Suite aux récents abus constatés de type Alinéa conduisant  à la fermeture de sites et à de nombreux licenciements de salariés, j’ai déposé cette semaine une proposition de loi avec mon collègue Régis Juanico, Député de la Loire et 49 collègues visant à supprimer la possibilité ouverte au dirigeant d’une entreprise de déposer une offre de rachat de cette même entreprise après avoir organisé son dépôt de bilan.

Cette possibilité a été ouverte par une ordonnance gouvernementale du 20 mai 2020. En quelques semaines, certains dirigeants d’entreprises ont profité de cet effet d’aubaine pour effacer une partie de leurs dettes, faciliter les licenciements des salariés puis récupérer leur entreprise ainsi allégée alors qu’elle était déjà en difficulté avant la pandémie.

Si le gouvernement s’est engagé à ne pas prolonger cette ordonnance au-delà de sa date limite, celle du 31 décembre 2020, nous regrettons que le gouvernement ne l’ait pas abrogée dès nos premières alertes. Des centaines de salariés d’Orchestra Premaman, de Phildar, d’Alinéa ou d’Inteva Products ont vu entre temps leur emploi disparaître.

Dans le contexte économique et social que nous connaissons, nous ne pouvons tolérer la remise en cause de dispositifs prévus pour protéger les salariés et les créanciers.

Ce procédé de dépôt de bilan-rachat, sans aucun garde-fou ni contrepartie, semble avoir créé un réel effet d’aubaine pour certains dirigeants peu scrupuleux.

J’avais d’ailleurs interrogé le Ministre de l’Economie à ce sujet à l’Assemblée nationale. https://www.laurencedumont.fr/inteva-un-permis-officiel-de-licencier-sans-entrave/

Le recours à ce dispositif s’est en effet multiplié ces derniers mois (Camaïeu, Inteva Products, Orchestra Prémaman, Phildar…), engendrant très régulièrement des reprises s’accompagnant de suppressions massives d’emplois et de l’effacement de dettes.
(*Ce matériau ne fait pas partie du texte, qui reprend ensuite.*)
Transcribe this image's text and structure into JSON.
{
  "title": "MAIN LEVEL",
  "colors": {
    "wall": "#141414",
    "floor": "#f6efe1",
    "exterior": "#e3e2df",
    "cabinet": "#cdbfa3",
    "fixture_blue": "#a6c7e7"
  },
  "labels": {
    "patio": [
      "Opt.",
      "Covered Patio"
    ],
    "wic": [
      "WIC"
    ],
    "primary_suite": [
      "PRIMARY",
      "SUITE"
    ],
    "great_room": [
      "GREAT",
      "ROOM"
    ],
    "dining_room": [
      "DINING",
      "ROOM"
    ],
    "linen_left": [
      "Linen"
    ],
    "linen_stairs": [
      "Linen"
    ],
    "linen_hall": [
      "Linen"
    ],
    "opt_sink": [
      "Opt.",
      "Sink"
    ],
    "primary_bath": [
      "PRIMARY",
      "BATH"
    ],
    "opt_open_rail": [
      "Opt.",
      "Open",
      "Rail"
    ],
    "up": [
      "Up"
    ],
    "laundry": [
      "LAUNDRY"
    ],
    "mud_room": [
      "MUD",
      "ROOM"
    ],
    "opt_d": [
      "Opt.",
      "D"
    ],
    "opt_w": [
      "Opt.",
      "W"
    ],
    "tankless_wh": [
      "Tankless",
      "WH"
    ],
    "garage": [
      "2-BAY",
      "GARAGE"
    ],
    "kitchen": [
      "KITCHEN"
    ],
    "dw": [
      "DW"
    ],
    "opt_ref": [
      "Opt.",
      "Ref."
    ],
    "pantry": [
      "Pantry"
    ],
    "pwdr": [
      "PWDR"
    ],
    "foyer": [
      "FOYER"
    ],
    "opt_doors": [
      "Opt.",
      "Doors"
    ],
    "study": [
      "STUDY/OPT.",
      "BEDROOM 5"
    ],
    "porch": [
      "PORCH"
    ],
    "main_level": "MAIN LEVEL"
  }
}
Au niveau local, nous avons pu mesurer les effets néfastes de cette ordonnance avec INTEVA qui supprime 265 emplois et ferme l’usine de Saint Dié. Celle de  de Thury Harcourt a été épargnée.

Pour de nombreux élus locaux et organisations syndicales, une telle disposition s’apparente en définitive à un permis officiel de licencier sans aucune entrave, bien utile pour « masquer » des difficultés de gestion parfois anciennes sous couvert du Coronavirus.

Notre proposition de loi entend mettre un terme à cette dérive qui provoque de nombreux scandales sociaux, en revenant, au droit commun.